« Carte monofamille », garde alternée de principe : un rapport sénatorial veut renforcer les droits des parents solos et l'implication des deux parents dans l'éducation de l'enfant après leur séparation.

Après un rapport publié en mars par la délégation aux droits des femmes du Sénat, la piste d'une carte de « famille monoparentale » revient sur la table avec les conclusions d'une mission confiée au sénateur Xavier Iacovelli par l'ancien gouvernement.

Pour l'élu Renaissance des Hauts-de-Seine, les bénéficiaires de cette « carte dématérialisée » pourraient prouver leur statut aux collectivités locales ou entreprises publiques ou privées, susceptibles de leur accorder des prestations : logement, tarif de transport...

En France, une famille sur quatre est monoparentale (soit deux millions de familles et 3,1 millions d'enfants mineurs) et compte à sa tête une femme dans plus de 80% des cas. Selon l'Insee, la pauvreté touche 45% des enfants qui vivent seuls avec leur mère.

Une obtention anticipée pour les plus modestes

La « carte monofamille » serait obtenue par ceux qui cochent la case « parent isolé » sur la déclaration de revenus. Les plus modestes pourraient l'obtenir « de façon anticipée » lorsqu'ils actualisent tous les trois mois les formulaires du revenu de solidarité active ou de l'allocation de soutien familial (ASF).

L'ex-ministre chargée de l'Égalité entre les femmes et les hommes, Aurore Bergé, s'était déjà engagée en faveur d'une telle « carte » pour améliorer la « reconnaissance plus spécifique que l'on doit aux familles monoparentales ».

Depuis plusieurs mois, les initiatives parlementaires visant à mieux accompagner les familles monoparentales se multiplient. A l'Assemblée nationale, le député socialiste Philippe Brun a ainsi lancé à l'automne 2023 un groupe transpartisan pour aboutir à une future proposition de loi.

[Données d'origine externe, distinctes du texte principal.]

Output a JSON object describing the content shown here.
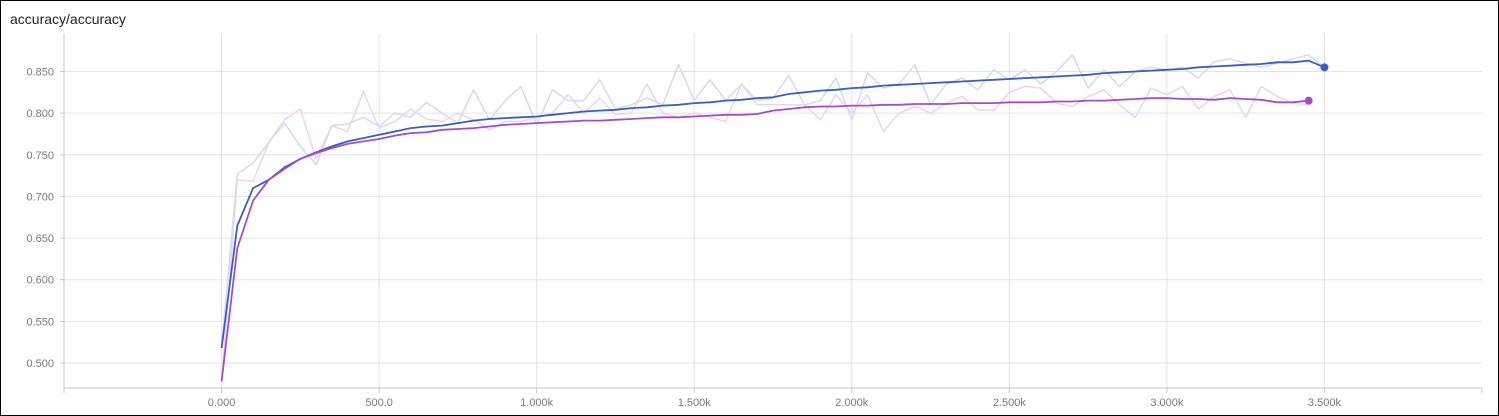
{
  "title": "accuracy/accuracy",
  "chart_data": {
    "type": "line",
    "title": "accuracy/accuracy",
    "xlabel": "",
    "ylabel": "",
    "xlim": [
      -500,
      4000
    ],
    "ylim": [
      0.47,
      0.895
    ],
    "grid": true,
    "x_ticks": [
      0,
      500,
      1000,
      1500,
      2000,
      2500,
      3000,
      3500
    ],
    "x_tick_labels": [
      "0.000",
      "500.0",
      "1.000k",
      "1.500k",
      "2.000k",
      "2.500k",
      "3.000k",
      "3.500k"
    ],
    "y_ticks": [
      0.5,
      0.55,
      0.6,
      0.65,
      0.7,
      0.75,
      0.8,
      0.85
    ],
    "y_tick_labels": [
      "0.500",
      "0.550",
      "0.600",
      "0.650",
      "0.700",
      "0.750",
      "0.800",
      "0.850"
    ],
    "series": [
      {
        "color": "#3a5fb8",
        "raw_color": "#d3dced",
        "x": [
          0,
          50,
          100,
          150,
          200,
          250,
          300,
          350,
          400,
          450,
          500,
          550,
          600,
          650,
          700,
          750,
          800,
          850,
          900,
          950,
          1000,
          1050,
          1100,
          1150,
          1200,
          1250,
          1300,
          1350,
          1400,
          1450,
          1500,
          1550,
          1600,
          1650,
          1700,
          1750,
          1800,
          1850,
          1900,
          1950,
          2000,
          2050,
          2100,
          2150,
          2200,
          2250,
          2300,
          2350,
          2400,
          2450,
          2500,
          2550,
          2600,
          2650,
          2700,
          2750,
          2800,
          2850,
          2900,
          2950,
          3000,
          3050,
          3100,
          3150,
          3200,
          3250,
          3300,
          3350,
          3400,
          3450,
          3500
        ],
        "raw": [
          0.52,
          0.727,
          0.74,
          0.765,
          0.788,
          0.76,
          0.738,
          0.785,
          0.787,
          0.795,
          0.784,
          0.8,
          0.795,
          0.813,
          0.8,
          0.788,
          0.828,
          0.792,
          0.815,
          0.832,
          0.786,
          0.828,
          0.815,
          0.815,
          0.84,
          0.805,
          0.81,
          0.818,
          0.81,
          0.858,
          0.815,
          0.84,
          0.815,
          0.835,
          0.815,
          0.818,
          0.845,
          0.81,
          0.815,
          0.842,
          0.792,
          0.848,
          0.83,
          0.835,
          0.858,
          0.81,
          0.835,
          0.842,
          0.828,
          0.852,
          0.84,
          0.852,
          0.835,
          0.85,
          0.87,
          0.83,
          0.852,
          0.832,
          0.85,
          0.855,
          0.852,
          0.855,
          0.842,
          0.862,
          0.865,
          0.86,
          0.855,
          0.86,
          0.865,
          0.87,
          0.855
        ],
        "smoothed": [
          0.518,
          0.665,
          0.71,
          0.72,
          0.735,
          0.745,
          0.753,
          0.76,
          0.766,
          0.77,
          0.774,
          0.778,
          0.782,
          0.784,
          0.785,
          0.788,
          0.791,
          0.793,
          0.794,
          0.795,
          0.796,
          0.798,
          0.8,
          0.802,
          0.803,
          0.804,
          0.806,
          0.807,
          0.809,
          0.81,
          0.812,
          0.813,
          0.815,
          0.816,
          0.818,
          0.819,
          0.823,
          0.825,
          0.827,
          0.828,
          0.83,
          0.831,
          0.833,
          0.834,
          0.835,
          0.836,
          0.837,
          0.838,
          0.839,
          0.84,
          0.841,
          0.842,
          0.843,
          0.844,
          0.845,
          0.846,
          0.848,
          0.849,
          0.85,
          0.851,
          0.852,
          0.853,
          0.855,
          0.856,
          0.857,
          0.858,
          0.859,
          0.861,
          0.861,
          0.863,
          0.855
        ]
      },
      {
        "color": "#a54dc1",
        "raw_color": "#ecd3f0",
        "x": [
          0,
          50,
          100,
          150,
          200,
          250,
          300,
          350,
          400,
          450,
          500,
          550,
          600,
          650,
          700,
          750,
          800,
          850,
          900,
          950,
          1000,
          1050,
          1100,
          1150,
          1200,
          1250,
          1300,
          1350,
          1400,
          1450,
          1500,
          1550,
          1600,
          1650,
          1700,
          1750,
          1800,
          1850,
          1900,
          1950,
          2000,
          2050,
          2100,
          2150,
          2200,
          2250,
          2300,
          2350,
          2400,
          2450,
          2500,
          2550,
          2600,
          2650,
          2700,
          2750,
          2800,
          2850,
          2900,
          2950,
          3000,
          3050,
          3100,
          3150,
          3200,
          3250,
          3300,
          3350,
          3400,
          3450
        ],
        "raw": [
          0.478,
          0.72,
          0.718,
          0.765,
          0.792,
          0.805,
          0.745,
          0.785,
          0.778,
          0.826,
          0.782,
          0.79,
          0.805,
          0.793,
          0.79,
          0.8,
          0.792,
          0.78,
          0.79,
          0.79,
          0.795,
          0.8,
          0.822,
          0.8,
          0.818,
          0.798,
          0.8,
          0.835,
          0.8,
          0.795,
          0.8,
          0.795,
          0.79,
          0.835,
          0.81,
          0.81,
          0.81,
          0.81,
          0.792,
          0.822,
          0.8,
          0.822,
          0.778,
          0.8,
          0.808,
          0.8,
          0.812,
          0.82,
          0.804,
          0.803,
          0.825,
          0.832,
          0.83,
          0.812,
          0.808,
          0.82,
          0.828,
          0.81,
          0.795,
          0.83,
          0.822,
          0.832,
          0.805,
          0.82,
          0.828,
          0.795,
          0.832,
          0.82,
          0.812,
          0.81
        ],
        "smoothed": [
          0.478,
          0.638,
          0.695,
          0.72,
          0.733,
          0.745,
          0.752,
          0.758,
          0.763,
          0.766,
          0.769,
          0.773,
          0.776,
          0.777,
          0.78,
          0.781,
          0.782,
          0.784,
          0.786,
          0.787,
          0.788,
          0.789,
          0.79,
          0.791,
          0.791,
          0.792,
          0.793,
          0.794,
          0.795,
          0.795,
          0.796,
          0.797,
          0.798,
          0.798,
          0.799,
          0.803,
          0.805,
          0.807,
          0.808,
          0.808,
          0.809,
          0.809,
          0.81,
          0.81,
          0.811,
          0.811,
          0.811,
          0.812,
          0.812,
          0.812,
          0.813,
          0.813,
          0.813,
          0.814,
          0.814,
          0.815,
          0.815,
          0.816,
          0.817,
          0.818,
          0.818,
          0.817,
          0.817,
          0.816,
          0.818,
          0.817,
          0.816,
          0.813,
          0.813,
          0.815
        ]
      }
    ]
  }
}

Le sénateur Iacovelli souhaite lui aussi que ses mesures puissent nourrir des textes du camp présidentiel, propositions de loi ou amendements au prochain budget de la sécurité sociale.

« Coparentalité »

L'autre volet de son rapport concerne la « coparentalité ». La « garde alternée » de l'enfant, alternativement chez l'un et l'autre parent, devrait être envisagée « avant toute autre solution », préconise Xavier Iacovelli, qui souhaite inscrire ce principe « dans les textes ».

Une proposition de loi dans ce sens avait été votée au Sénat en décembre 2023. Ce mode de garde ne devrait être écarté qu'en cas d'« accord consensuel des deux parents », d'éloignement géographique ou « de comportements violents avérés » sur le conjoint ou l'enfant.

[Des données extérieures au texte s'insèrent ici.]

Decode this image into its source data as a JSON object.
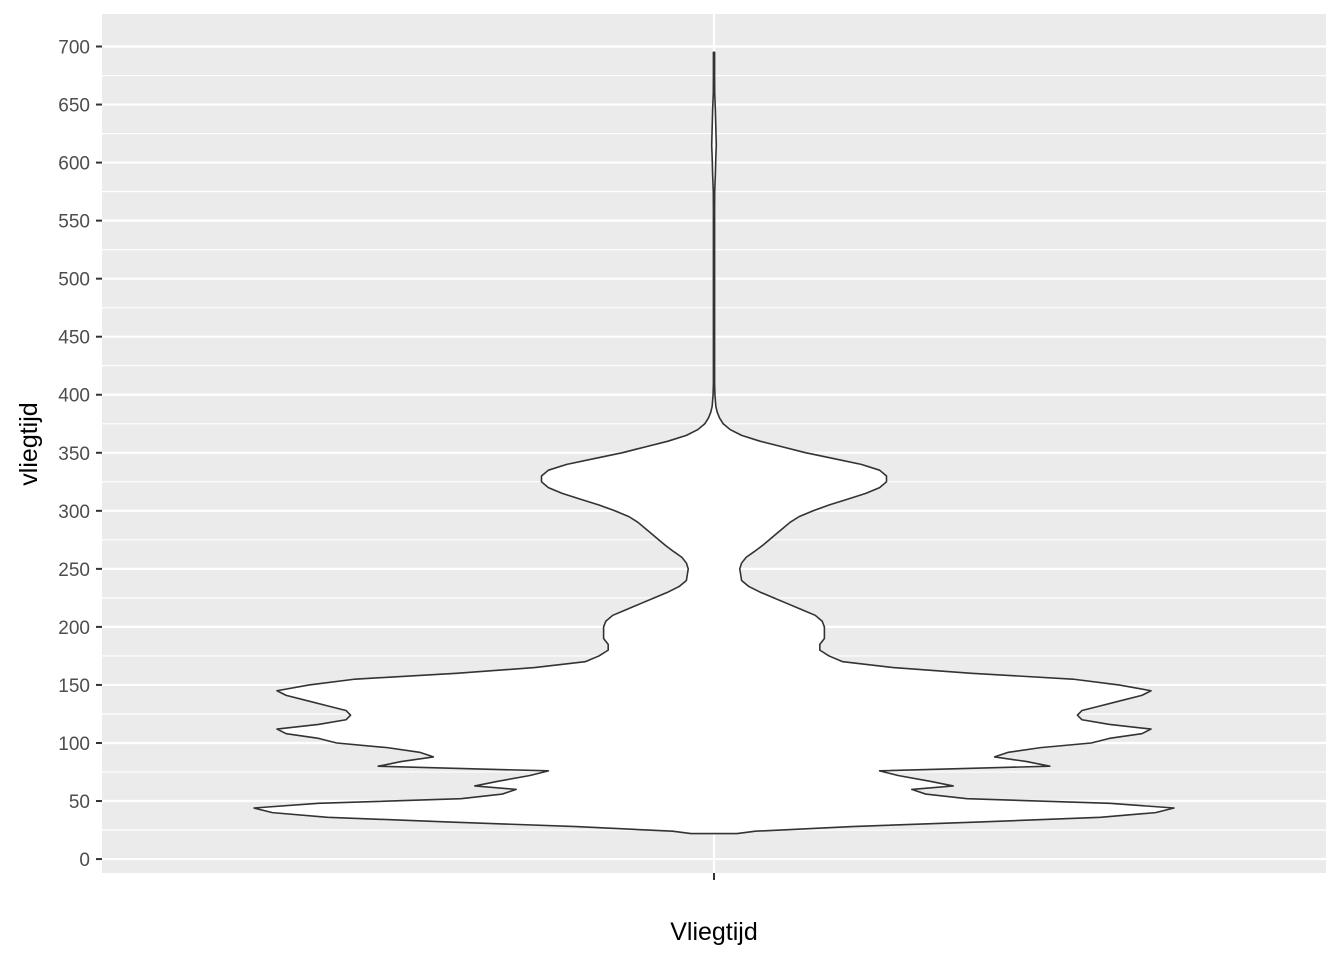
{
  "chart_data": {
    "type": "violin",
    "xlabel": "Vliegtijd",
    "ylabel": "vliegtijd",
    "categories": [
      ""
    ],
    "ylim": [
      -12,
      728
    ],
    "yticks": [
      0,
      50,
      100,
      150,
      200,
      250,
      300,
      350,
      400,
      450,
      500,
      550,
      600,
      650,
      700
    ],
    "ytick_labels": [
      "0",
      "50",
      "100",
      "150",
      "200",
      "250",
      "300",
      "350",
      "400",
      "450",
      "500",
      "550",
      "600",
      "650",
      "700"
    ],
    "grid": true,
    "legend": "none",
    "panel_color": "#ebebeb",
    "grid_color": "#ffffff",
    "fill_color": "#ffffff",
    "outline_color": "#333333",
    "violin": {
      "y_min": 22,
      "y_max": 695,
      "density_profile": [
        [
          22,
          0.05
        ],
        [
          24,
          0.09
        ],
        [
          28,
          0.3
        ],
        [
          32,
          0.58
        ],
        [
          36,
          0.84
        ],
        [
          40,
          0.96
        ],
        [
          44,
          1.0
        ],
        [
          48,
          0.86
        ],
        [
          52,
          0.55
        ],
        [
          56,
          0.46
        ],
        [
          60,
          0.43
        ],
        [
          63,
          0.52
        ],
        [
          67,
          0.47
        ],
        [
          72,
          0.4
        ],
        [
          76,
          0.36
        ],
        [
          80,
          0.73
        ],
        [
          84,
          0.68
        ],
        [
          88,
          0.61
        ],
        [
          92,
          0.64
        ],
        [
          96,
          0.71
        ],
        [
          100,
          0.82
        ],
        [
          104,
          0.86
        ],
        [
          108,
          0.93
        ],
        [
          112,
          0.95
        ],
        [
          116,
          0.86
        ],
        [
          120,
          0.8
        ],
        [
          124,
          0.79
        ],
        [
          128,
          0.8
        ],
        [
          132,
          0.84
        ],
        [
          136,
          0.88
        ],
        [
          141,
          0.93
        ],
        [
          145,
          0.95
        ],
        [
          150,
          0.88
        ],
        [
          155,
          0.78
        ],
        [
          160,
          0.56
        ],
        [
          165,
          0.39
        ],
        [
          170,
          0.28
        ],
        [
          175,
          0.25
        ],
        [
          180,
          0.23
        ],
        [
          185,
          0.23
        ],
        [
          190,
          0.24
        ],
        [
          195,
          0.24
        ],
        [
          200,
          0.24
        ],
        [
          205,
          0.235
        ],
        [
          210,
          0.22
        ],
        [
          215,
          0.19
        ],
        [
          220,
          0.16
        ],
        [
          225,
          0.13
        ],
        [
          230,
          0.1
        ],
        [
          235,
          0.075
        ],
        [
          240,
          0.06
        ],
        [
          245,
          0.058
        ],
        [
          250,
          0.056
        ],
        [
          255,
          0.06
        ],
        [
          260,
          0.07
        ],
        [
          265,
          0.088
        ],
        [
          270,
          0.105
        ],
        [
          275,
          0.12
        ],
        [
          280,
          0.135
        ],
        [
          285,
          0.15
        ],
        [
          290,
          0.165
        ],
        [
          295,
          0.185
        ],
        [
          300,
          0.215
        ],
        [
          305,
          0.25
        ],
        [
          310,
          0.29
        ],
        [
          315,
          0.33
        ],
        [
          320,
          0.36
        ],
        [
          325,
          0.375
        ],
        [
          330,
          0.375
        ],
        [
          335,
          0.36
        ],
        [
          340,
          0.32
        ],
        [
          345,
          0.26
        ],
        [
          350,
          0.2
        ],
        [
          355,
          0.15
        ],
        [
          360,
          0.1
        ],
        [
          365,
          0.06
        ],
        [
          370,
          0.035
        ],
        [
          375,
          0.02
        ],
        [
          380,
          0.012
        ],
        [
          385,
          0.007
        ],
        [
          390,
          0.004
        ],
        [
          400,
          0.002
        ],
        [
          410,
          0.0008
        ],
        [
          430,
          0.0004
        ],
        [
          480,
          0.0003
        ],
        [
          560,
          0.0003
        ],
        [
          575,
          0.0015
        ],
        [
          590,
          0.003
        ],
        [
          605,
          0.004
        ],
        [
          615,
          0.005
        ],
        [
          630,
          0.004
        ],
        [
          645,
          0.003
        ],
        [
          660,
          0.0015
        ],
        [
          675,
          0.0008
        ],
        [
          690,
          0.0003
        ],
        [
          695,
          0.0
        ]
      ]
    }
  }
}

Actuellement, seuls 21% des pères demandent la garde alternée, qui leur est accordée dans 85% des cas, selon Xavier Iacovelli. Concernant la Contribution à l'entretien et l'éducation des enfants (CEEE), le rapport préconise un « barème unique et opposable », « minimal » : il devrait prendre en compte les revenus du parent, mais aussi les « besoins réels de l'enfant ».

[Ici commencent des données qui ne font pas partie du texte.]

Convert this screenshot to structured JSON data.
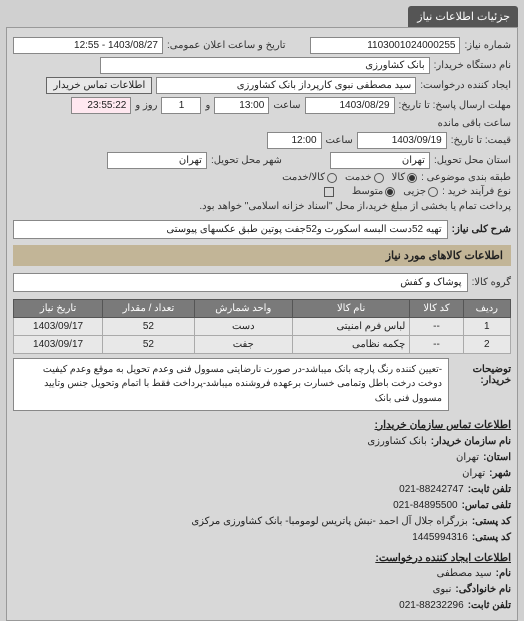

180 euros de pension alimentaire en moyenne

Actuellement, les pensions alimentaires sont fixées selon les revenus du « parent non gardien ». Celui qui a la garde principale de l'enfant, la mère en général, « perd 25% de son pouvoir d'achat en cas de séparation », souligne Xavier Iacovelli.

En France, la pension alimentaire est, en moyenne, de 180 euros par mois. « Lorsque deux parents ont reconnu l'enfant, leur séparation ne doit pas conduire l'un d'entre eux à ne pas assumer l'enfant », estime le sénateur. Ainsi, même les titulaires de minima sociaux pourraient se voir prélever un « montant réduit ».

Actuellement, certains parents sont jugés « hors d'état » de payer ou insolvables et ne contribuent pas à l'entretien de l'enfant. Enfin, alors qu'une famille monoparentale le reste en moyenne 5,7 ans, le sénateur préconise de maintenir l'allocation de soutien familial (195,85 euros par mois et par enfant) pendant quelques mois quand le parent se remet en couple.

Par ailleurs, le complément de libre-choix du mode de garde (CMG, aide à la garde d'enfants) est censé être étendu pour les familles monoparentales jusqu'aux 12 ans de l'enfant (6 ans pour les autres) mi-2025. Alors que cette mesure coûtera aux finances publiques 400 millions d'euros, le sénateur espère que cette extension ne sera pas remise en cause, alors que le gouvernement cherche à faire des économies.